Friday Feb 03, 2023

Bidens comfort families as US to review police response to shooting


President Joe Biden has sought to comfort families devastated by America’s 213th mass shooting this year as the US Justice Department announced a review of the police response.

The Texas visit is Mr Biden’s third presidential trip to a shooting massacre site, including earlier this month when he visited Buffalo, New York, after a gunman killed 10 Black people in a grocery store.

Mr Biden and wife Jill, herself a teacher, laid a bouquet of flowers at the memorial at Robb Elementary in Uvalde and hugged the school’s principal Mandy Gutierrez.

They later attended Sunday mass at the Sacred Heart Catholic Church where all the pews were filled.

The Bidens will meet with victims’ families, survivors and first responders.

The Justice Department review is a significant development and was announced in response to a request from Uvalde’s mayor Don McLaughlin.

It will look closely at how law enforcement handled the country’s worst mass shooting since Sandy Hook in 2012.

It comes amid growing anger over the decision by law enforcement agencies to allow the shooter to remain in a classroom for nearly an hour while police waited in the hallway.

As children inside the building phoned 9-11 begging for help, the officers waited for a janitor to bring the keys.

Authorities have admitted it was the “wrong decision” not to storm the building sooner which parents outside the school had been desperately pleading with police do to.

“The goal of the review is to provide an independent account of law enforcement actions and responses that day, and to identify lessons learned and best practices to help first responders prepare for and respond to active shooter events,” said DOJ spokesman Anthony Coley in a statement.

“As with prior Justice Department after-action reviews of mass shootings and other critical incidents, this assessment will be fair, transparent, and independent. The Justice Department will publish a report with its findings at the conclusion of its review.”

Police say the gunman, 18-year-old Salvador Ramos, entered the school on Tuesday with an AR-15 semi-automatic rifle after earlier killing his grandmother.

Julian Moreno, a former pastor at Primera Iglesia Bautista and great-grandfather of one of the girls killed, said police made a huge error but that he felt “sorry for them because they have to live with that mistake of just standing by”.

Grieving local families attended Sunday mass.
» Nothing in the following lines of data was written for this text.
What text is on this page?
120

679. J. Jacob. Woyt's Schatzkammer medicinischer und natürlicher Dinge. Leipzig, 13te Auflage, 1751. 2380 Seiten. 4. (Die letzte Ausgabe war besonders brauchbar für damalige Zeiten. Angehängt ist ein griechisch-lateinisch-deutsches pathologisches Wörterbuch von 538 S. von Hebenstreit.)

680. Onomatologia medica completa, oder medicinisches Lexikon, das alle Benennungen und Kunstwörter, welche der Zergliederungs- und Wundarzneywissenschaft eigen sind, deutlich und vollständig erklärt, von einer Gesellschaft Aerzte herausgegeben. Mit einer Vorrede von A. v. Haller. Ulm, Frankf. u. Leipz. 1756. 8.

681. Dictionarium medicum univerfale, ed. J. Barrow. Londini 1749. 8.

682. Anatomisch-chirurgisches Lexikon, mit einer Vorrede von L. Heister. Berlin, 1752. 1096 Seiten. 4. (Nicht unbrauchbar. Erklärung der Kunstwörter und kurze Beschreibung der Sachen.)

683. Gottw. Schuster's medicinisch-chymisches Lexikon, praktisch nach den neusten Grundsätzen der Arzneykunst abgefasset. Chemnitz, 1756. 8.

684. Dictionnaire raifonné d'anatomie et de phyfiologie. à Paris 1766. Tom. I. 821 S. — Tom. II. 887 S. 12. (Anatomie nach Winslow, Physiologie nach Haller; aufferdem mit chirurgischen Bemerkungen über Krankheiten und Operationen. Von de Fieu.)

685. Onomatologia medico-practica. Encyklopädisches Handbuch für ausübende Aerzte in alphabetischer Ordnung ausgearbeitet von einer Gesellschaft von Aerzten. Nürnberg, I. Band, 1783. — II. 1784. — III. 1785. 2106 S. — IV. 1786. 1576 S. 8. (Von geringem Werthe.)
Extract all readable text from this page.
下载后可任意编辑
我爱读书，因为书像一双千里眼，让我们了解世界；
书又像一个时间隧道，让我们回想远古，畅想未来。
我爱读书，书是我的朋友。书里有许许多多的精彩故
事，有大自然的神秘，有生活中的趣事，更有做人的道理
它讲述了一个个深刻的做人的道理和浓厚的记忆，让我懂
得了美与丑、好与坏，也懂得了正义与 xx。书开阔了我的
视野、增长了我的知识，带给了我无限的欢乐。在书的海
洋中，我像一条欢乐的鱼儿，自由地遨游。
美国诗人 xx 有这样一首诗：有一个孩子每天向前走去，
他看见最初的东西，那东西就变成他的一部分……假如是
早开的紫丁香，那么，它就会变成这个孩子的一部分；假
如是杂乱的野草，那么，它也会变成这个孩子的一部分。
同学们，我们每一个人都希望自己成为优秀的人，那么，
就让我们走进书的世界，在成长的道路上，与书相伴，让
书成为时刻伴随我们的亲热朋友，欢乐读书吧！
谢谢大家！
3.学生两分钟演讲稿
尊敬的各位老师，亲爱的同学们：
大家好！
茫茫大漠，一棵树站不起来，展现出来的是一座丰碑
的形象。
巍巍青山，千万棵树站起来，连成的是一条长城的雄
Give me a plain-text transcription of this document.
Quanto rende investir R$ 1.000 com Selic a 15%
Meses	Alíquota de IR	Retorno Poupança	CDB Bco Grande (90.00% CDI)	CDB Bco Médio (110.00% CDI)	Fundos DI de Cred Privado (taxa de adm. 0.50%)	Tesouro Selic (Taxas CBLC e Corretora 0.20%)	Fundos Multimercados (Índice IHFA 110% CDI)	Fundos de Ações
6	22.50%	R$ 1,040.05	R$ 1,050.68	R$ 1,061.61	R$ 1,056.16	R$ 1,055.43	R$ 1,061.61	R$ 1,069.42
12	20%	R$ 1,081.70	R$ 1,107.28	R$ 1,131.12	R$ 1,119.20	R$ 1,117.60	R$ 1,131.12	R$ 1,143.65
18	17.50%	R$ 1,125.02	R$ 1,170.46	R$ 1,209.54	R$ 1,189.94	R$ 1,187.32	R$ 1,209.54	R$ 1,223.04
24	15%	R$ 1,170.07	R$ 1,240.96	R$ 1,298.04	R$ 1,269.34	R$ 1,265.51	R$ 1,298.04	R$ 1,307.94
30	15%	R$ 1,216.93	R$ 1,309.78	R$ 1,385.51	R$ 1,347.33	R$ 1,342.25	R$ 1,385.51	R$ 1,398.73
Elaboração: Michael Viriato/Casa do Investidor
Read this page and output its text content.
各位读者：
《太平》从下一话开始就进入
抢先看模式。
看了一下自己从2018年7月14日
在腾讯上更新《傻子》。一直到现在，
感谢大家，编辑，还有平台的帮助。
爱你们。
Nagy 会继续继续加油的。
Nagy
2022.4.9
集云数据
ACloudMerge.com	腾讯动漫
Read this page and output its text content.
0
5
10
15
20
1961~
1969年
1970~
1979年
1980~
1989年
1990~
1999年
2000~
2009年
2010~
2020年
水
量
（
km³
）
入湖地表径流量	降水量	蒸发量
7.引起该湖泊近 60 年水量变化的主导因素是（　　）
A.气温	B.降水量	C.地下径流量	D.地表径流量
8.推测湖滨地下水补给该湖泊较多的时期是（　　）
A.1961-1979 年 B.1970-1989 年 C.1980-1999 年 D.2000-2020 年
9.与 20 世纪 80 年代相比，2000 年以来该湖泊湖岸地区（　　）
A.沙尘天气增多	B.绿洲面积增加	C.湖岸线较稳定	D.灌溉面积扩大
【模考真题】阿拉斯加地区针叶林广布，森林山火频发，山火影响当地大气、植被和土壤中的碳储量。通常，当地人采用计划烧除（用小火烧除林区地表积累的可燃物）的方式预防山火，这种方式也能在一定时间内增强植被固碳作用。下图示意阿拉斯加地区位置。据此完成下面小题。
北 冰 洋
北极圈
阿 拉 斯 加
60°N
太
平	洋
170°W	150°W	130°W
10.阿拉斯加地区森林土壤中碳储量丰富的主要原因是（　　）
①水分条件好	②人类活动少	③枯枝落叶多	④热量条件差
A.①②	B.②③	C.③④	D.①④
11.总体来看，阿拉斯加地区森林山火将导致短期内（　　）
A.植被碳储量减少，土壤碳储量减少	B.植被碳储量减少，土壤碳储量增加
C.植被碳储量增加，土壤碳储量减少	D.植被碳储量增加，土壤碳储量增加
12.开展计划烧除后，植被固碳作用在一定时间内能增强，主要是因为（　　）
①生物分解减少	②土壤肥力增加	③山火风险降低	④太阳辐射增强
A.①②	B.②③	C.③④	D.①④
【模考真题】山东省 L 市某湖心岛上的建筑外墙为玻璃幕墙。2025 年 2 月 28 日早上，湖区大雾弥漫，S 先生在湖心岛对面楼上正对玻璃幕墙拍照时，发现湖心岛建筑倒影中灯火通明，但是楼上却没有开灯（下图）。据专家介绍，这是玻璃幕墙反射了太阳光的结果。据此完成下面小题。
Photo: Getty

Mr Biden was accompanied on Sunday by Texas Governor Greg Abbott, a Republican who opposes new gun restrictions, and other local officials.

“We need help, Governor Abbott,” some in the crowd yelled as Mr Biden arrived at the school.

Others shouted: “Shame on you, Abbott.”

White House aides and close allies say Mr Biden is unlikely to wade into specific policy proposals or take executive action on firearms to avoid disrupting delicate negotiations in the divided Senate.

Democrats in the Senate also dialled down the rhetoric as negotiations continued during the chamber’s Memorial Day holiday recess this week.

“We’ve got to be realistic about what we can achieve,” Senate Judiciary Chairman Dick Durbin told CNN on Sunday.

Durbin’s fellow Democrats narrowly control the 50-50 split Senate but need 60 votes to pass most legislation.

Vice President Kamala Harris called for a ban on assault-style rifles during a trip to Buffalo on Saturday, calling such firearms “a weapon of war”.

Leading Republicans like US Senator Ted Cruz of Texas, former president Donald Trump and Abbott have rejected calls for new gun control measures and instead suggested investing in mental health care or tightening school security.

Ramos, a high school dropout, had no criminal record and no history of mental illness but had posted threatening messages on social media.